Many power and utilities companies have been focused on shifting away from fossil fuel-based energy production, and that shift is expected to intensify in 2021. On top of the heavy investments in renewables, these organizations are investing in smart grids, smart metering and other technologies to help balance overall consumption and achieve higher levels of sustainability. The potential long-term shift of the real estate footprint due to the pandemic and consumers’ widening embrace of green energy is also prompting power and utilities companies to develop alternative distributed power systems, leveraging the advancements in solar and battery technology, to support businesses and communities.
The market is rewarding those energy and utilities organizations focused on these changes. Also, these investments are necessary amid the growing number of new entrants that are innovating in renewable technology and power systems and disrupting traditional business operations and consumer demand.
Businesses that don’t respond to these expectations from investors, and the public at large, risk being unable to tap into the capital pipeline they need to grow. Respondents to our 2021 survey ranked the inability to access sufficient capital and liquidity among the top five risks for the industry this year and for the next decade as well. Note that in our 2020 survey, this risk was a concern for few businesses in the Energy and Utilities industry group: It held the 19th spot. Now it is top of mind.

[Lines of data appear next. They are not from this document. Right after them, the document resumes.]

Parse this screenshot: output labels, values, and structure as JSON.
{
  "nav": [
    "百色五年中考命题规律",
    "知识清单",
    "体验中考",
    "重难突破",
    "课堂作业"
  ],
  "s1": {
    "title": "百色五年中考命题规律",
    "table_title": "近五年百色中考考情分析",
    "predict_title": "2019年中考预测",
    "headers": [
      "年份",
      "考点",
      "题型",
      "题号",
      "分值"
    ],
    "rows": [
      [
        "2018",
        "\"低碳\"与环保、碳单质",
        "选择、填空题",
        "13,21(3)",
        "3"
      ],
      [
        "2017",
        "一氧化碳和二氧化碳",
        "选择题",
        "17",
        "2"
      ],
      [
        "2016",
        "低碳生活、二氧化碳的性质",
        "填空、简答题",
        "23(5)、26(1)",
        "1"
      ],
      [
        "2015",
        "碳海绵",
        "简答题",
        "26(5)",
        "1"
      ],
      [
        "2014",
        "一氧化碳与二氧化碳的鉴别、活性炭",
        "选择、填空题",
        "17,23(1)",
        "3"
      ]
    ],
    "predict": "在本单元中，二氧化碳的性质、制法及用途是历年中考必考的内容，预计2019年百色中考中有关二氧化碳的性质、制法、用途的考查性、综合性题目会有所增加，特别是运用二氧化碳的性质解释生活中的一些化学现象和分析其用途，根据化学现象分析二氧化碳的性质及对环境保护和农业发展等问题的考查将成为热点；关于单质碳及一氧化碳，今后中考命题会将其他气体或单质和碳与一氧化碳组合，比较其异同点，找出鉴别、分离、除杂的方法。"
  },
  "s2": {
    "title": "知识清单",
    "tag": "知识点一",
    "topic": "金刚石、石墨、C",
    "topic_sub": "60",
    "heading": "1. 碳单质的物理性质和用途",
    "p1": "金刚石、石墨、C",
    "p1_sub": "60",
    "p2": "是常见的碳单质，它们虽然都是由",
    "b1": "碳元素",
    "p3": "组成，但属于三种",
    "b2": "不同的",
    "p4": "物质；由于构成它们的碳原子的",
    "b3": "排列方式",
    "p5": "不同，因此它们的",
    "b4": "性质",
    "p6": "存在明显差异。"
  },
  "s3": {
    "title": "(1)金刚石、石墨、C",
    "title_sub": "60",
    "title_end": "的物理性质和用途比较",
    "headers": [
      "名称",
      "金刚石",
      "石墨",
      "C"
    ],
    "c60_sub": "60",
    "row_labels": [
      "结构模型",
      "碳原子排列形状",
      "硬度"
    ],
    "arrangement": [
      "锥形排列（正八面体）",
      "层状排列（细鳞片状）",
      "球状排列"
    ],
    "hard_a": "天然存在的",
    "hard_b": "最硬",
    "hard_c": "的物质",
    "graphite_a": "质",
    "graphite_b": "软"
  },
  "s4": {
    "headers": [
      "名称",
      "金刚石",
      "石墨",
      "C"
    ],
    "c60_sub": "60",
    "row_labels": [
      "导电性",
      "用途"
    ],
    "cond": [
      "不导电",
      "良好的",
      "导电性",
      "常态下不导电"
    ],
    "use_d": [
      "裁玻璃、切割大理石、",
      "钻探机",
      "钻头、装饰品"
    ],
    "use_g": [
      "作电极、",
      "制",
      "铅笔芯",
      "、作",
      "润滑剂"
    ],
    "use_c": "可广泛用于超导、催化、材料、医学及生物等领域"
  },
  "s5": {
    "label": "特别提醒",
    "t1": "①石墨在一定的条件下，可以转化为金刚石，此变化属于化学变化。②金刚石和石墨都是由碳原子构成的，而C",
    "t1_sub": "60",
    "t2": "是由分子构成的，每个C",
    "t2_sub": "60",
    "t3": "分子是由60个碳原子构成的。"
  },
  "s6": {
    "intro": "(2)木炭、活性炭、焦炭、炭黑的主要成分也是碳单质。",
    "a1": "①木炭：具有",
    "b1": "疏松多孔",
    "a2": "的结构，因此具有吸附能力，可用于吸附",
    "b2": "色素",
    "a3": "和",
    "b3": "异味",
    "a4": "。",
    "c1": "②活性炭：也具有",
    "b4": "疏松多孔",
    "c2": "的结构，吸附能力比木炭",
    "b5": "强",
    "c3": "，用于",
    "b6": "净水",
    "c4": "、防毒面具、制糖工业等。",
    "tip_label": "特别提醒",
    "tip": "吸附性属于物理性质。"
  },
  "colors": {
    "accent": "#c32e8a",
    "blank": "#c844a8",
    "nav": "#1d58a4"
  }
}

Overview of Top Risk Issues in 2030
Looking ahead, businesses in this group are also wondering how the adoption of digital technologies by their organizations in the coming years will impact their workforce. More specifically, they are concerned about their ability to recruit new talent or upskill or reskill their existing employees to work with advanced technologies such as AI, automation in all of its forms and natural language processing.

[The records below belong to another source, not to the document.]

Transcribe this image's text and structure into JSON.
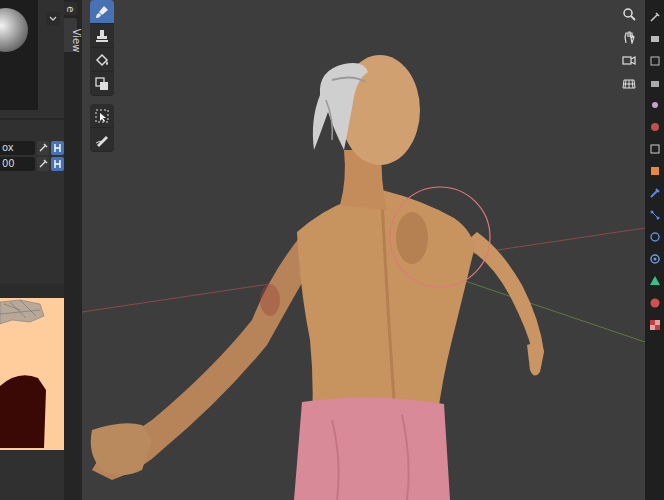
{
  "panel": {
    "rows": [
      {
        "label": "ox",
        "toggled": true
      },
      {
        "label": "00",
        "toggled": true
      }
    ]
  },
  "side_tabs": [
    {
      "label": "e",
      "selected": false
    },
    {
      "label": "View",
      "selected": true
    }
  ],
  "tools": [
    {
      "selected": true
    },
    {
      "selected": false
    },
    {
      "selected": false
    },
    {
      "selected": false
    },
    {
      "selected": false
    },
    {
      "selected": false
    }
  ]
}
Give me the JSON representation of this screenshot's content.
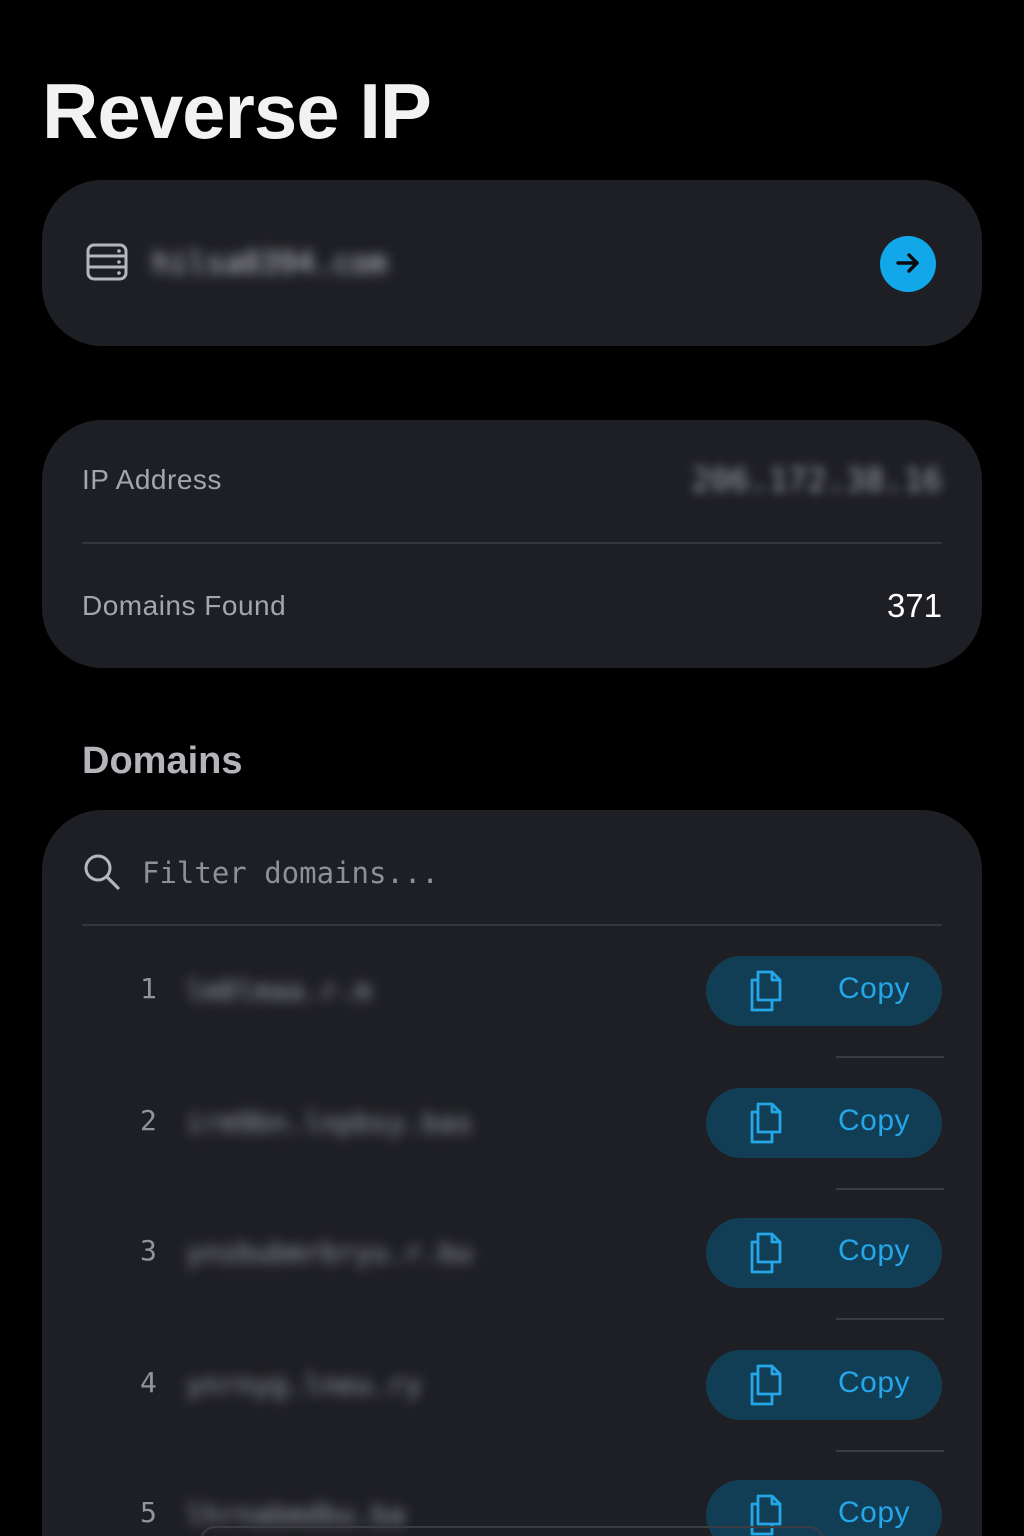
{
  "app": {
    "title": "Reverse IP"
  },
  "search": {
    "value": "hilsa0394.com",
    "go_icon": "arrow-right-icon",
    "left_icon": "server-icon",
    "accent": "#12a7e8"
  },
  "info": {
    "ip_label": "IP Address",
    "ip_value": "206.172.38.16",
    "domains_label": "Domains Found",
    "domains_value": "371"
  },
  "domains": {
    "heading": "Domains",
    "filter_placeholder": "Filter domains...",
    "copy_label": "Copy",
    "items": [
      {
        "num": "1",
        "domain": "lm0lmaa.r.m"
      },
      {
        "num": "2",
        "domain": "irm9bn.lnpbsy.bas"
      },
      {
        "num": "3",
        "domain": "ynsbubmrbryu.r.bu"
      },
      {
        "num": "4",
        "domain": "ynrnyg.lneu.ry"
      },
      {
        "num": "5",
        "domain": "lhrnabmdbu.ba"
      }
    ]
  }
}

These are the types of technologies that energy and utilities companies will need in order to meet the challenge of the second-ranked risk on our forward-looking list: Substitute products and services may arise that affect the viability of our current business model and planned strategic initiatives. Of course, top of mind in the energy space for substitutes is the topic of renewables as technological advancements continue to drive costs down. The message is that without the right technology — and workers with the right skills — industry players may struggle to adapt and stay relevant.

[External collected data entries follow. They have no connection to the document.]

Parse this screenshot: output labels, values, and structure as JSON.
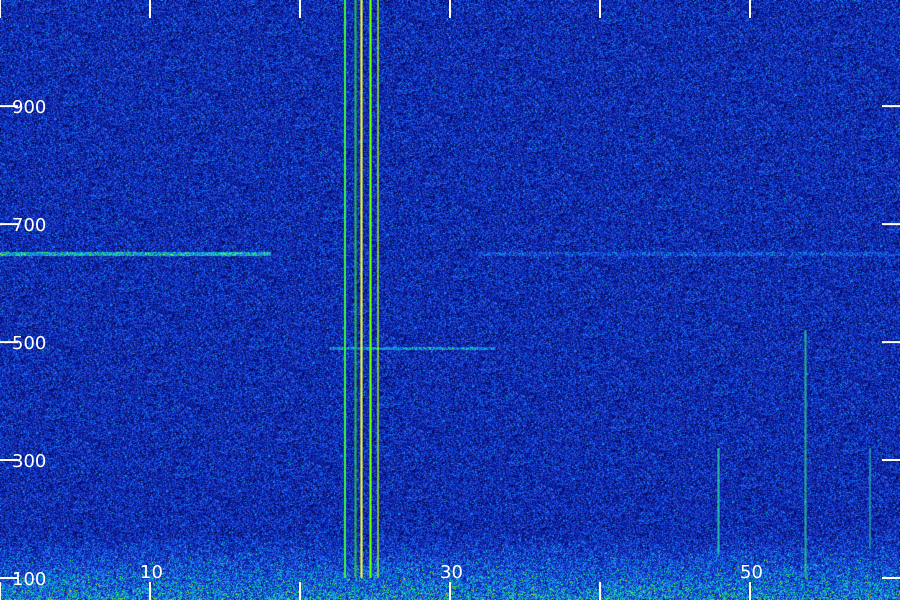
{
  "chart_data": {
    "type": "heatmap",
    "title": "",
    "xlabel": "",
    "ylabel": "",
    "x_ticks": [
      0,
      10,
      20,
      30,
      40,
      50
    ],
    "x_tick_labels": [
      "10",
      "30",
      "50"
    ],
    "x_tick_label_values": [
      10,
      30,
      50
    ],
    "y_ticks": [
      100,
      300,
      500,
      700,
      900
    ],
    "y_tick_labels": [
      "100",
      "300",
      "500",
      "700",
      "900"
    ],
    "xlim": [
      0,
      60
    ],
    "ylim": [
      100,
      1080
    ],
    "colormap": [
      "#00001e",
      "#0a148c",
      "#1432c8",
      "#1e78ff",
      "#00dca0",
      "#7aff20",
      "#ffc000",
      "#ff2a00"
    ],
    "background_color": "#0a1678",
    "vertical_lines": [
      {
        "x": 23.0,
        "y_min": 100,
        "y_max": 1080,
        "color": "#3cff3c",
        "intensity": 0.85
      },
      {
        "x": 23.7,
        "y_min": 100,
        "y_max": 1080,
        "color": "#32dc32",
        "intensity": 0.7
      },
      {
        "x": 24.1,
        "y_min": 100,
        "y_max": 1080,
        "color": "#ffff28",
        "intensity": 0.9
      },
      {
        "x": 24.7,
        "y_min": 100,
        "y_max": 1080,
        "color": "#64ff00",
        "intensity": 1.0
      },
      {
        "x": 25.2,
        "y_min": 100,
        "y_max": 1080,
        "color": "#b4ff00",
        "intensity": 0.6
      },
      {
        "x": 47.9,
        "y_min": 140,
        "y_max": 320,
        "color": "#28e6aa",
        "intensity": 0.7
      },
      {
        "x": 53.7,
        "y_min": 100,
        "y_max": 520,
        "color": "#32e682",
        "intensity": 0.6
      },
      {
        "x": 58.0,
        "y_min": 150,
        "y_max": 320,
        "color": "#28c8aa",
        "intensity": 0.5
      }
    ],
    "horizontal_features": [
      {
        "y": 650,
        "x_min": 0,
        "x_max": 18,
        "intensity": 0.45
      },
      {
        "y": 490,
        "x_min": 22,
        "x_max": 33,
        "intensity": 0.35
      },
      {
        "y": 650,
        "x_min": 32,
        "x_max": 60,
        "intensity": 0.15
      }
    ],
    "noise_band": {
      "y_min": 100,
      "y_max": 175,
      "x_min": 0,
      "x_max": 60
    }
  }
}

The adoption of digital technologies risk ranks fourth among top risks for the next decade; however, it does not appear on the 2021 list. No doubt this is due to workforce contraction related to COVID-19 disruption. For the moment, hiring is not a priority for many energy and utilities companies, particularly oil and gas businesses. However, these organizations may want to consider using this pre-recovery time to invest in building a workforce that will help them compete effectively in the future. As we’ve seen throughout the pandemic, companies further along with digital transformation efforts and supported by a digitally savvy workforce have generally been resilient throughout the crisis — and it’s likely they will have an edge going into and emerging from the recovery as well.